假设这些数据以及其他收集的数据被用于训练一个卷积神经网络 (convnet)。训练完成后,检查模型以评估放射性数据的使用情况。访问该卷积神经网络的方式有两种:(1) 显式访问(当模型及对应权重可用时,即白盒场景),或 (2) 隐式访问(仅能获取决策分数时,即黑盒场景)。基于这些信息,我们回答该模型是否使用了放射性数据进行训练,还是仅使用了普通数据。我们希望以 $p$ 值的形式为答案提供统计保证。

Passive techniques such as those employed to measure dataset bias (Torralba et al., 2011) or to do membership inference (S a blay roll es et al., 2019; Shokri et al., 2017) cannot provide sufficient empirical or statistical guarantees. More importantly, their measurement is relatively weak and therefore cannot be considered as an evidence: they are likely to confuse datasets having the same underlying statistics. In contrast, we target a $p$ -value much below $0.1%$ , meaning there is a very low probability that the results we observe are obtained by chance.

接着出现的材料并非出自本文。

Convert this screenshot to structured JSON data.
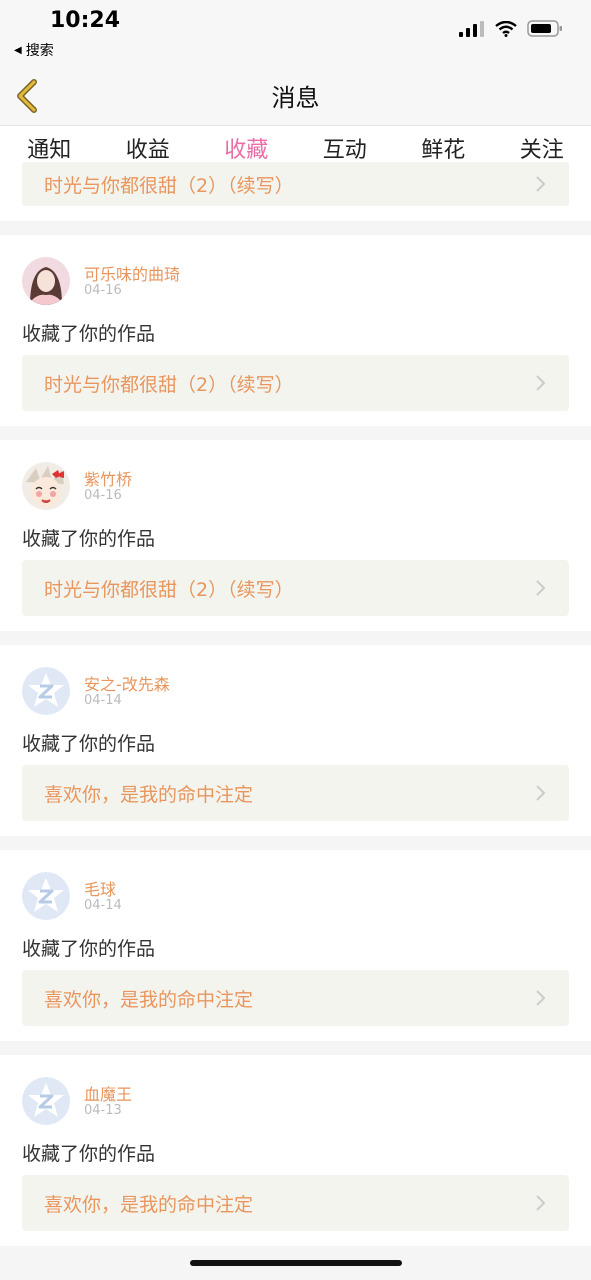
{
  "status_bar": {
    "time": "10:24",
    "back_app": "搜索"
  },
  "nav": {
    "title": "消息"
  },
  "tabs": [
    {
      "label": "通知",
      "active": false
    },
    {
      "label": "收益",
      "active": false
    },
    {
      "label": "收藏",
      "active": true
    },
    {
      "label": "互动",
      "active": false
    },
    {
      "label": "鲜花",
      "active": false
    },
    {
      "label": "关注",
      "active": false
    }
  ],
  "partial_item": {
    "work_title": "时光与你都很甜（2）（续写）"
  },
  "items": [
    {
      "username": "可乐味的曲琦",
      "date": "04-16",
      "action": "收藏了你的作品",
      "work_title": "时光与你都很甜（2）（续写）",
      "avatar": "photo-girl"
    },
    {
      "username": "紫竹桥",
      "date": "04-16",
      "action": "收藏了你的作品",
      "work_title": "时光与你都很甜（2）（续写）",
      "avatar": "cartoon-character"
    },
    {
      "username": "安之-改先森",
      "date": "04-14",
      "action": "收藏了你的作品",
      "work_title": "喜欢你，是我的命中注定",
      "avatar": "default-z-star"
    },
    {
      "username": "毛球",
      "date": "04-14",
      "action": "收藏了你的作品",
      "work_title": "喜欢你，是我的命中注定",
      "avatar": "default-z-star"
    },
    {
      "username": "血魔王",
      "date": "04-13",
      "action": "收藏了你的作品",
      "work_title": "喜欢你，是我的命中注定",
      "avatar": "default-z-star"
    }
  ],
  "colors": {
    "accent_pink": "#e86fa6",
    "accent_orange": "#e8965d",
    "work_bg": "#f4f4ee",
    "back_arrow": "#e6b93a"
  }
}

用于测量数据集偏差 (Torralba et al., 2011) 或进行成员推理 (S a blay roll es et al., 2019; Shokri et al., 2017) 的被动技术无法提供足够的实证或统计保证。更重要的是,它们的测量相对较弱,因此不能作为证据:它们可能会混淆具有相同基础统计特征的数据集。相比之下,我们的目标是 $p$ 值远低于 $0.1%$,这意味着我们观察到的结果纯属偶然的概率极低。

Therefore, we focus on active techniques, where we apply visually imperceptible changes to the images. We consider the following three criteria: (1) The change should be tiny, as measured by an image quality metric like PSNR (Peak Signal to Noise Ratio); (2) The technique should be reasonably neutral with respect to the end-task, i.e., the accuracy of the model trained with the marked dataset should not be significantly modified; (3) The method should not be detectable by a visual analysis of failure cases and should be immune to a re-annotation of the dataset. This disqualifies techniques that employ incorrect labels as a mark, which are easy to detect by a simple analysis of the failure cases. Similarly the “backdoor” techniques are easy to identify and circumvent with outlier detection (Tran et al., 2018).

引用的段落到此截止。